Week 10 — CUDA Graphs | Hands-On Labs

Objectives

Learning Objectives

    By the end of this lab, you will be able to:
    Explain the CUDA graph capture mechanism: recording GPU operations during warmup, replaying them at inference time without CPU involvement
Measure the per-token latency reduction from CUDA graphs vs. --enforce-eager mode at batch sizes 1, 4, 16, 64
Observe and explain why CUDA graph speedup is largest at small batch sizes
Quantify the server startup time increase from graph capture and the GPU memory cost per captured graph
Read CudaGraphRunner in vllm/worker/model_runner.py and trace how batch sizes are quantized to pre-captured graph sizes

  

Background

Key Concepts

CPU Kernel Launch Overhead: In eager mode, the CPU issues each CUDA kernel individually. For a 32-layer transformer model, a single decode step involves roughly 100+ CUDA kernels per layer × 32 layers = 3200+ kernel launches. Each launch incurs ~10–20 µs of CPU-side overhead. At small batch sizes, this launch overhead can exceed the actual GPU compute time, making the GPU wait idle between kernels.

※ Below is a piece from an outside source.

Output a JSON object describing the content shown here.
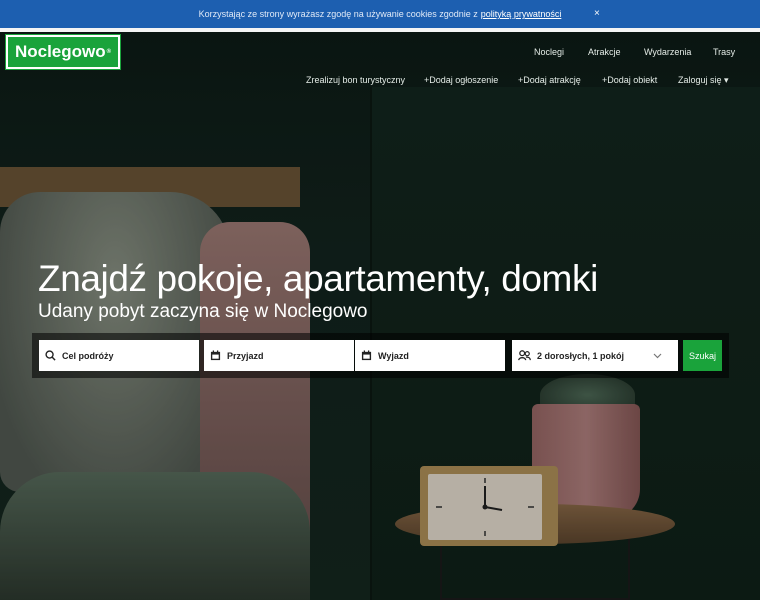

    How CUDA Graph Capture Works
    During server startup (warmup phase), vLLM runs dummy forward passes at batch sizes 1, 2, 4, ..., max_batch. Each is recorded as a CUDA graph.
At inference time, the scheduler pads or truncates the current decode batch to the nearest captured batch size, then replays the corresponding graph.
Graph replay: the GPU executes the pre-recorded kernel sequence directly from a single CPU API call — zero per-kernel launch overhead.
Constraint: tensor shapes must be identical between capture and replay. This is why batch size quantization is needed — captured graphs have fixed sizes.

  

Setup

Setup & Configuration

# Verify vLLM installation
pip show vllm

# Check that CUDA graphs are enabled by default (should NOT see "enforce_eager" in startup log)
vllm serve meta-llama/Llama-3.1-8B-Instruct \
  --port 8000 --disable-log-requests &

# For eager mode (no CUDA graphs), pass --enforce-eager flag:
vllm serve meta-llama/Llama-3.1-8B-Instruct \
  --enforce-eager \
  --port 8001 --disable-log-requests &

Experiments

Eager vs CUDA Graphs — Single Batch Size

Use benchmark_latency.py with batch_size=1 to isolate per-decode-step latency. This is the scenario where CPU launch overhead is most visible.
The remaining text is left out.